Eu sinto que cada análise é uma gravura do tempo usando a experiência com a obra como catalisador. E nesse caso é a forma de expressar o momento da vida através de um jogo. A experiência de cada pessoa é diferente, e como não existe opinião objetiva, é sempre sobre colocar em palavras a sua visão de uma forma concisa.
Esse pensamento veio enquanto eu jogava Mortal Shell II, pois a minha conexão com o jogo vem muito dos meus gostos específicos que foram moldados por todos os outros que joguei antes, e não apenas isso, todas as experiências de vida que resultaram nas minhas opiniões. Isso é o que me faz achar algo engajante, bonito, divertido, etc.
Mas também acredito que o momento importa: seu estado mental, físico, além do seu cansaço com algo em específico. E com “cansaço” eu quero dizer o subgênero no qual esse jogo se encaixa: “souls-like”. Não é exagero dizer que houve uma fadiga desse estilo de jogo nos últimos anos, não apenas pela quantidade, mas também pela falta de empenho de tentar se diferenciar dos demais, e até mesmo entender o que faz dos jogos da From Software especiais.

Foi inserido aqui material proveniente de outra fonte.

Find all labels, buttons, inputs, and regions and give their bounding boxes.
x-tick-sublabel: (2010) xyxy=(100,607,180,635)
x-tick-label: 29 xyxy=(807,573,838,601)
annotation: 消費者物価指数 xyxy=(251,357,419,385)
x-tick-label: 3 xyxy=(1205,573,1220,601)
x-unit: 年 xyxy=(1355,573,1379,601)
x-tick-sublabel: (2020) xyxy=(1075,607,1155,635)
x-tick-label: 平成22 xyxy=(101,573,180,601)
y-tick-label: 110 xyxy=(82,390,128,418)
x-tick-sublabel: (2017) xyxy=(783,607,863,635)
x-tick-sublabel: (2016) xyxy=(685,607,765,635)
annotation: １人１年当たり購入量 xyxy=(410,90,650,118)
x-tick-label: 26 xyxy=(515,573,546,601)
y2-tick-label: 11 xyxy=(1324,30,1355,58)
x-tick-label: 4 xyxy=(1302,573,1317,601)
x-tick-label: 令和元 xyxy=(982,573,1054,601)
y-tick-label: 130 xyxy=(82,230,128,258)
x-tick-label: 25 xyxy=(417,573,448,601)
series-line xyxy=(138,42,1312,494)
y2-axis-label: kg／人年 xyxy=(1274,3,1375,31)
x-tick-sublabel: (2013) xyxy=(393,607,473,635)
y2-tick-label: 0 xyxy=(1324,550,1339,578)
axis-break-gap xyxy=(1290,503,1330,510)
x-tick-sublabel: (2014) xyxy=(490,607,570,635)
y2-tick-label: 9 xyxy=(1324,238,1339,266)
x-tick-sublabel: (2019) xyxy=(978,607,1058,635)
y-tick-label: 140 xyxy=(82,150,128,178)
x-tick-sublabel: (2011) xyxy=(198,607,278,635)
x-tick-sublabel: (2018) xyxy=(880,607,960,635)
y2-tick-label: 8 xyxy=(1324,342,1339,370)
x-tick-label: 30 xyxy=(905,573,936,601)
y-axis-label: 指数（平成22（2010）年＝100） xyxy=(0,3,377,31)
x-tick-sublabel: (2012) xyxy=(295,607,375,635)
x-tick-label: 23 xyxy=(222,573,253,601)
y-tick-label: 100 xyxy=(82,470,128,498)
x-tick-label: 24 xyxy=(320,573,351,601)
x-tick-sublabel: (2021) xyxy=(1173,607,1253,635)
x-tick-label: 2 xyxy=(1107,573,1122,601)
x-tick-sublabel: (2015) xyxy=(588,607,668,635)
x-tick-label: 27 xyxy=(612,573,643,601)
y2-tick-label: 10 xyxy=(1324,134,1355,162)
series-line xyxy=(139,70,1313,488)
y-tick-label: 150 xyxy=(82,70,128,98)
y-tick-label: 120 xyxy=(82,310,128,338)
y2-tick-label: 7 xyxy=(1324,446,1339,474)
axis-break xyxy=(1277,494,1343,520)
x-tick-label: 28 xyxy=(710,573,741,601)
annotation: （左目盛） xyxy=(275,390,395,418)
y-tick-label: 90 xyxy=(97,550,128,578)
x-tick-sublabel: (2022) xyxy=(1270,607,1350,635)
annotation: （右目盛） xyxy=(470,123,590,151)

O caso de Mortal Shell é mais interessante, pois o primeiro jogo foi lançado em 2020, uma época onde esse cansaço ainda não existia, e mais do que isso, eles tentaram coisas diferentes, o que deu ao jogo uma identidade, mesmo pegando o template já estabelecido. Mas, devido ao orçamento e talvez falta de experiência, fez com que seu potencial não fosse realizado por completo, e que uma sequência poderia resolver isso.
Cinco anos depois, Mortal Shell II foi anunciado, mas tirando a escolha da música no trailer (isso será importante depois) que foi “Ben Sahar” do Behemoth, não tive muito interesse, e isso pelos motivos citados acima, principalmente o cansaço com a fórmula. Mesmo esse tipo de jogo sendo meio que um “jogo de conforto” para mim, foram tantos nos últimos anos que não estava conseguindo tirar mais tanto proveito, parecia que eu jogava de uma forma puramente mecânica e automática, então decidi ficar longe um pouco, e esperar títulos que realmente pareçam valer a pena.
Meses se passaram, sem o jogo sequer aparecer no meu radar, até que um dia, no meu feed aparece “Mortal Shell II - Trailer de data de lançamento” e ao clicar me deparo com uma música familiar, “Dark Thoughts” da excelente banda de Doom Metal, Paradise Lost. Vendo o trailer com essa música de fundo, tudo finalmente clicou, e com isso veio a vontade de jogar, pensando “Qualquer desenvolvedora que coloca Paradise Lost no trailer merece a minha atenção”.
Mas ainda restavam dúvidas: esse seria só mais um jogo do gênero? Onde a partir de um certo ponto eu teria que me forçar a chegar ao fim, ou eles conseguiriam realizar o potencial do primeiro jogo e entregar algo especial? E respondendo de forma curta antes de comentar sobre cada elemento do jogo: ele não realiza o potencial do primeiro, ele vai muito além do que eu esperava, talvez seja uma das sequências mais transformativas que joguei nos últimos anos, mas que tropeça tão feio na sua parte final, que fica difícil não manchar a experiência, que até aquele momento estava sendo uma das melhores do gênero.
Familiar, mas do jeito certo
Como era de se esperar, aqui a história funciona apenas como um pano de fundo, tendo mais profundidade para aqueles que são fisgados por seus temas, e que buscam aprender sobre cada detalhe. Esse tipo de narrativa é algo que adoro, pois ela depende de uma participação ativa do jogador, podendo ser ignorada caso não demonstre ser interessante o suficiente.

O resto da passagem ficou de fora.